Les magistrats du siège ayant assisté aux débats ont délibéré conformément à la loi.
dans l’affaire opposant :
APPELANT :
Monsieur Z X
[…]
[…]
Représenté par Maître ANGLA-GRE, avocat au barreau de BAYONNE
INTIMÉES :
prise en la personne de ses représentants légaux domiciliés en cette qualité audit siège
[…]
[…]
prise en la personne de ses représentants légaux domiciliés en cette qualité audit siège
[…]
[…]
Représentées par la SCP RACINE AVOCATS, avocats au barreau de BORDEAUX
agissant poursuite et diligences de ses représentants légaux domiciliés audit siège
[…]
[…]
Y D’OC
agissant poursuite et diligences de ses représentants légaux domiciliés audit siège
[…]
[…]
[…]
Représentées par Maître LAURIOL de la SELARL AQUI’LEX, avocat au barreau de PAU
CAISSE PRIMAIRE D’ASSURANCE MALADIE DE BAYONNE
[…]
[…]
Non comparante, non représentée
Représentant : Monsieur Jean-Louis LACOSTE, responsable du service juridique
sur appel de la décision
en date du 04 SEPTEMBRE 2015
rendue par le TRIBUNAL DES AFFAIRES DE SÉCURITÉ SOCIALE DE BAYONNE
RG numéro : 20120194
FAITS ET PROCÉDURE
M. X a été engagé par la société d’intérim CRIT INTERIM depuis le 2 février 2009 en qualité de zingueur pour des missions régulières. Du 1er mars au 13 mars 2010, il a assuré une mission pour le compte de la société DARRIEUMERLOU à Bardos. Il a été victime d’un accident du travail reconnu comme tel par la Caisse Primaire d’Assurance Maladie (CPAM) de Bayonne.
Après procès-verbal de non-conciliation sur saisine de la commission de recours amiable de la CPAM, par requête reçue le 6 juillet 2012, M. X a saisi le Tribunal des Affaires de Sécurité Sociale de Bayonne afin de voir statuer sur la faute inexcusable de son employeur, avec toutes conséquences de droit.
Par jugement contradictoire en date du 4 septembre 2015, le Tribunal des Affaires de Sécurité Sociale de Bayonne a débouté M. X de sa demande de reconnaissance de la faute inexcusable de son employeur dans l’accident survenu le 9 mars 2010 et a dit n’y avoir lieu à indemnité sur le fondement de l’article 700 du code de procédure civile.
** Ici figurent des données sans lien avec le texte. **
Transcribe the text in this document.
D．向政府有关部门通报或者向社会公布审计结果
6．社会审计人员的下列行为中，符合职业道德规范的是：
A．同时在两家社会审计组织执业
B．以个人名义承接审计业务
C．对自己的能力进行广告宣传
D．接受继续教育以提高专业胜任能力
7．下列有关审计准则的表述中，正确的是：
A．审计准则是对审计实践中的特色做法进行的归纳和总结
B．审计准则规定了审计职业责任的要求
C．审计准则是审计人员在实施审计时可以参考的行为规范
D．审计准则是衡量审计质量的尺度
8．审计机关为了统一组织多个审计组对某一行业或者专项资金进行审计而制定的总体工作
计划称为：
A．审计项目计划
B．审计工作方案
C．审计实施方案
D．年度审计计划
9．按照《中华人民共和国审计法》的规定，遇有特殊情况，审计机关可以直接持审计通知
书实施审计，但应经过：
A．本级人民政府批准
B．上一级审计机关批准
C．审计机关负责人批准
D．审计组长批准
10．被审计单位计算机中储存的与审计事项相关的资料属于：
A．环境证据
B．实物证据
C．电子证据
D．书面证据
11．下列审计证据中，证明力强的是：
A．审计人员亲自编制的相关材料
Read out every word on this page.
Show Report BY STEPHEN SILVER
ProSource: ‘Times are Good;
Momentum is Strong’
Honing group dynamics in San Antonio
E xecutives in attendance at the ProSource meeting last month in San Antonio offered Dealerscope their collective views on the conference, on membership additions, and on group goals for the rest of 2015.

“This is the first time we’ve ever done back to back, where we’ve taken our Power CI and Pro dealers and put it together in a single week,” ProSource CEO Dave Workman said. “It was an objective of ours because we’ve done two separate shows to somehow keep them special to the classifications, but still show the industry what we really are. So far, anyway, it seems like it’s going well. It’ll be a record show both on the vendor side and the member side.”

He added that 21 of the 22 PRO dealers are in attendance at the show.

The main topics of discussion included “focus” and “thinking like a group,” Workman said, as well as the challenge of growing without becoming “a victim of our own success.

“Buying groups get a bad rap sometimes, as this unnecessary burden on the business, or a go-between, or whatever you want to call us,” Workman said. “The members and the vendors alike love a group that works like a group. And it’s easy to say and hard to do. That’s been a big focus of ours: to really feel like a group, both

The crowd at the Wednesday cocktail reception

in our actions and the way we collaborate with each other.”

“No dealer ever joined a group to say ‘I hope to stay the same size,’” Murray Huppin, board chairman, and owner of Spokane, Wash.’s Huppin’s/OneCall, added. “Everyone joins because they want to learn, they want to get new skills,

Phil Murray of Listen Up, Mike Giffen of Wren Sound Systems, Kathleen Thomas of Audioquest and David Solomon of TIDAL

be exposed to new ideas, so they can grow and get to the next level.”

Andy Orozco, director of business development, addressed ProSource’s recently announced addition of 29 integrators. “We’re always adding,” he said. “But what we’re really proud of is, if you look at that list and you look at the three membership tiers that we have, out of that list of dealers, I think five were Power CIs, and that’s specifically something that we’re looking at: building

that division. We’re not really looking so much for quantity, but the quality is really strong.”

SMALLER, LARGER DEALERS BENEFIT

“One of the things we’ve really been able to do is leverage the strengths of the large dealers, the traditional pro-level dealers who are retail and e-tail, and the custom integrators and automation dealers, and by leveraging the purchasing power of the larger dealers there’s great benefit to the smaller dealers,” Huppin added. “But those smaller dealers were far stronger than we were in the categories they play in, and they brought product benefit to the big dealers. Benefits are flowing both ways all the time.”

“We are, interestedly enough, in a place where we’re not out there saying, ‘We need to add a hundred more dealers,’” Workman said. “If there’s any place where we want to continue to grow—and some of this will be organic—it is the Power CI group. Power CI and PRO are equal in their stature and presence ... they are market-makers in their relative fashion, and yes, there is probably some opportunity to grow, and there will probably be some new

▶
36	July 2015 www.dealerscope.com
Par lettre recommandée adressée au greffe et portant la date d’expédition du 2 octobre 2015 et reçue le 8 octobre suivant, M. X a interjeté appel de ce jugement dans des conditions de forme et de délais non discutées.
PRÉTENTIONS ET MOYENS DES PARTIES
Par conclusions enregistrées au greffe de la chambre sociale sous la date du 27 septembre 2017, M. X conclut à l’infirmation du jugement déféré. Il sollicite qu’il plaise à la cour :
* dire que l’accident du travail en date du 9 mars 2010 survenu dans les locaux de la société DARRIEUMERLOU est la conséquence des fautes inexcusables commises par cette société utilisatrice'; que la société a manqué à son obligation de sécurité en ne prenant pas les mesures nécessaires, en omettant de vérifier la solidité et placement du garde-corps alors qu’il avait conscience du danger d’accident ;
* condamner l’entreprise de travail temporaire CRIT INTERIM, les COMPAGNONS de Bayonne, la société DARRIEUMERLOU à réparer l’entier préjudice conformément aux articles L. 452-1 et L.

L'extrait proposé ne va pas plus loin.